There shouldn’t be any such worries today, given that he is stepping up to two miles and five furlongs but, just in case something else untoward should happen, he will have Barry Geraghty for company, and that is a huge asset. He was 8/1 on Friday evening. That is a fair bit shorter than I had hoped for, but we might be able to nick a bit of 9s in the morning, each-way, obviously. Hopefully the ground will be at least on the easy side. If the frost gets into it, it might ride quite holding.

Others on my shortlist for the race were Ohio Gold, Swincombe Flame, Rajdhani Express and Zanir. Ohio Gold is on a hat-trick, and he is interesting on his handicap debut off a mark of 134 with the afore-mentioned Brendan Powell taking off 5lb (not 7lb any more). I thought that Zanir would have been involved in the finish of the Totesport Trophy at Newbury last February if he hadn’t fallen at the second last, and he didn’t shape badly on his only run in Britain so far this season behind Safran De Cotte at Haydock last month.

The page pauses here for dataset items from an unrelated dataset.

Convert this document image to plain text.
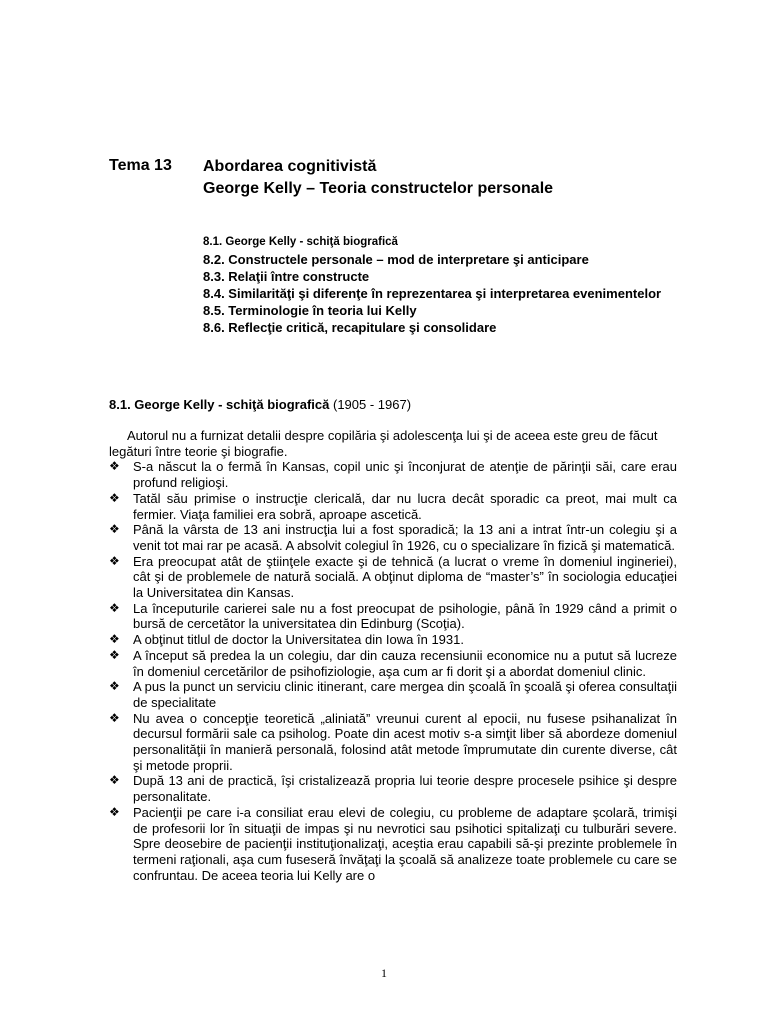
Tema 13 Abordarea cognitivistă
George Kelly – Teoria constructelor personale
8.1. George Kelly - schiţă biografică
8.2. Constructele personale – mod de interpretare şi anticipare
8.3. Relaţii între constructe
8.4. Similarităţi şi diferenţe în reprezentarea şi interpretarea evenimentelor
8.5. Terminologie în teoria lui Kelly
8.6. Reflecţie critică, recapitulare şi consolidare
8.1. George Kelly - schiţă biografică (1905 - 1967)

Autorul nu a furnizat detalii despre copilăria şi adolescenţa lui şi de aceea este greu de făcut legături între teorie şi biografie.

❖ S-a născut la o fermă în Kansas, copil unic şi înconjurat de atenţie de părinţii săi, care erau profund religioşi.
❖ Tatăl său primise o instrucţie clericală, dar nu lucra decât sporadic ca preot, mai mult ca fermier. Viaţa familiei era sobră, aproape ascetică.
❖ Până la vârsta de 13 ani instrucţia lui a fost sporadică; la 13 ani a intrat într-un colegiu şi a venit tot mai rar pe acasă. A absolvit colegiul în 1926, cu o specializare în fizică şi matematică.
❖ Era preocupat atât de ştiinţele exacte şi de tehnică (a lucrat o vreme în domeniul ingineriei), cât şi de problemele de natură socială. A obţinut diploma de “master’s” în sociologia educaţiei la Universitatea din Kansas.
❖ La începuturile carierei sale nu a fost preocupat de psihologie, până în 1929 când a primit o bursă de cercetător la universitatea din Edinburg (Scoţia).
❖ A obţinut titlul de doctor la Universitatea din Iowa în 1931.
❖ A început să predea la un colegiu, dar din cauza recensiunii economice nu a putut să lucreze în domeniul cercetărilor de psihofiziologie, aşa cum ar fi dorit şi a abordat domeniul clinic.
❖ A pus la punct un serviciu clinic itinerant, care mergea din şcoală în şcoală şi oferea consultaţii de specialitate
❖ Nu avea o concepţie teoretică „aliniată” vreunui curent al epocii, nu fusese psihanalizat în decursul formării sale ca psiholog. Poate din acest motiv s-a simţit liber să abordeze domeniul personalităţii în manieră personală, folosind atât metode împrumutate din curente diverse, cât şi metode proprii.
❖ După 13 ani de practică, îşi cristalizează propria lui teorie despre procesele psihice şi despre personalitate.
❖ Pacienţii pe care i-a consiliat erau elevi de colegiu, cu probleme de adaptare şcolară, trimişi de profesorii lor în situaţii de impas şi nu nevrotici sau psihotici spitalizaţi cu tulburări severe. Spre deosebire de pacienţii instituţionalizaţi, aceştia erau capabili să-şi prezinte problemele în termeni raţionali, aşa cum fuseseră învăţaţi la şcoală să analizeze toate problemele cu care se confruntau. De aceea teoria lui Kelly are o
1
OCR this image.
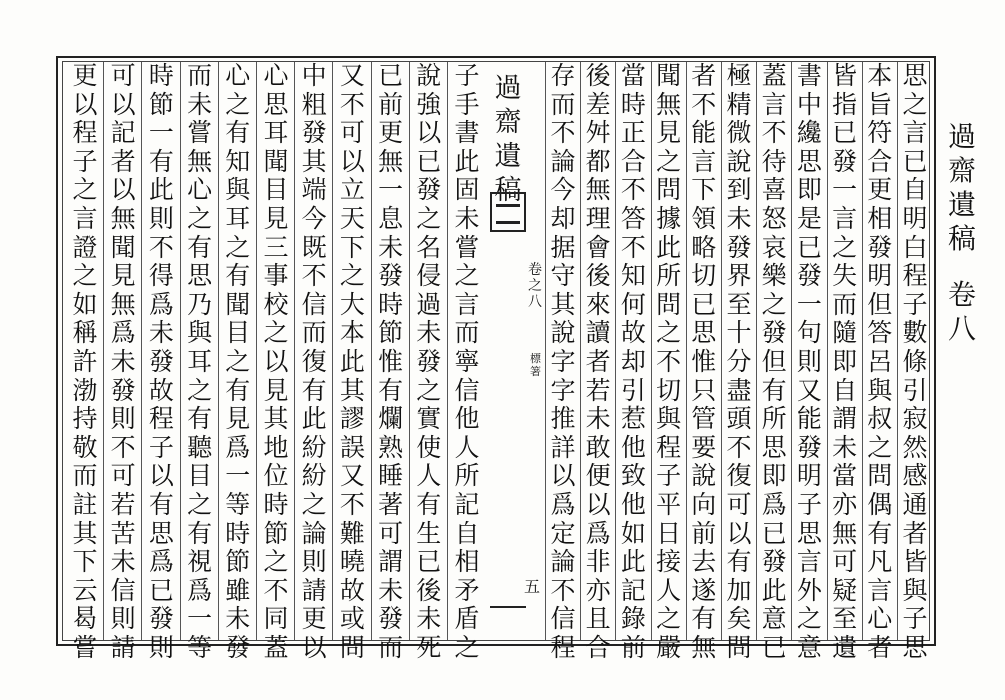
過
齋
遺
稿
卷
八
思
之
言
已
自
明
白
程
子
數
條
引
寂
然
感
通
者
皆
與
子
思
本
旨
符
合
更
相
發
明
但
答
呂
與
叔
之
問
偶
有
凡
言
心
者
皆
指
已
發
一
言
之
失
而
隨
即
自
謂
未
當
亦
無
可
疑
至
遺
書
中
纔
思
即
是
已
發
一
句
則
又
能
發
明
子
思
言
外
之
意
蓋
言
不
待
喜
怒
哀
樂
之
發
但
有
所
思
即
爲
已
發
此
意
已
極
精
微
說
到
未
發
界
至
十
分
盡
頭
不
復
可
以
有
加
矣
問
者
不
能
言
下
領
略
切
已
思
惟
只
管
要
說
向
前
去
遂
有
無
聞
無
見
之
問
據
此
所
問
之
不
切
與
程
子
平
日
接
人
之
嚴
當
時
正
合
不
答
不
知
何
故
却
引
惹
他
致
他
如
此
記
錄
前
後
差
舛
都
無
理
會
後
來
讀
者
若
未
敢
便
以
爲
非
亦
且
合
存
而
不
論
今
却
据
守
其
說
字
字
推
詳
以
爲
定
論
不
信
程
子
手
書
此
固
未
嘗
之
言
而
寧
信
他
人
所
記
自
相
矛
盾
之
說
強
以
已
發
之
名
侵
過
未
發
之
實
使
人
有
生
已
後
未
死
已
前
更
無
一
息
未
發
時
節
惟
有
爛
熟
睡
著
可
謂
未
發
而
又
不
可
以
立
天
下
之
大
本
此
其
謬
誤
又
不
難
曉
故
或
問
中
粗
發
其
端
今
既
不
信
而
復
有
此
紛
紛
之
論
則
請
更
以
心
思
耳
聞
目
見
三
事
校
之
以
見
其
地
位
時
節
之
不
同
蓋
心
之
有
知
與
耳
之
有
聞
目
之
有
見
爲
一
等
時
節
雖
未
發
而
未
嘗
無
心
之
有
思
乃
與
耳
之
有
聽
目
之
有
視
爲
一
等
時
節
一
有
此
則
不
得
爲
未
發
故
程
子
以
有
思
爲
已
發
則
可
以
記
者
以
無
聞
見
無
爲
未
發
則
不
可
若
苦
未
信
則
請
更
以
程
子
之
言
證
之
如
稱
許
渤
持
敬
而
註
其
下
云
曷
嘗
過
齋
遺
稿
卷
之
八
標
箸
五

Swincombe Flame has probably gone a little short now, but Rajdhani Express, although disappointing in the Ladbroke, had run really well to the second last flight in Ubi Ace’s handicap hurdle at Sandown on his previous run at the start of December, and it looks like the ground is coming in his favour.

More work to be done in the morning when we get the ground conditions and hear what some of the trainers have to say, but I’d say I’ll end up backing Act Of Kalanisi and one of the others, probably Ohio Gold or Rajdhani Express. All each-way, of course. Somewhere between 16 and 20 runners and each-way the first four places: what’s not to like?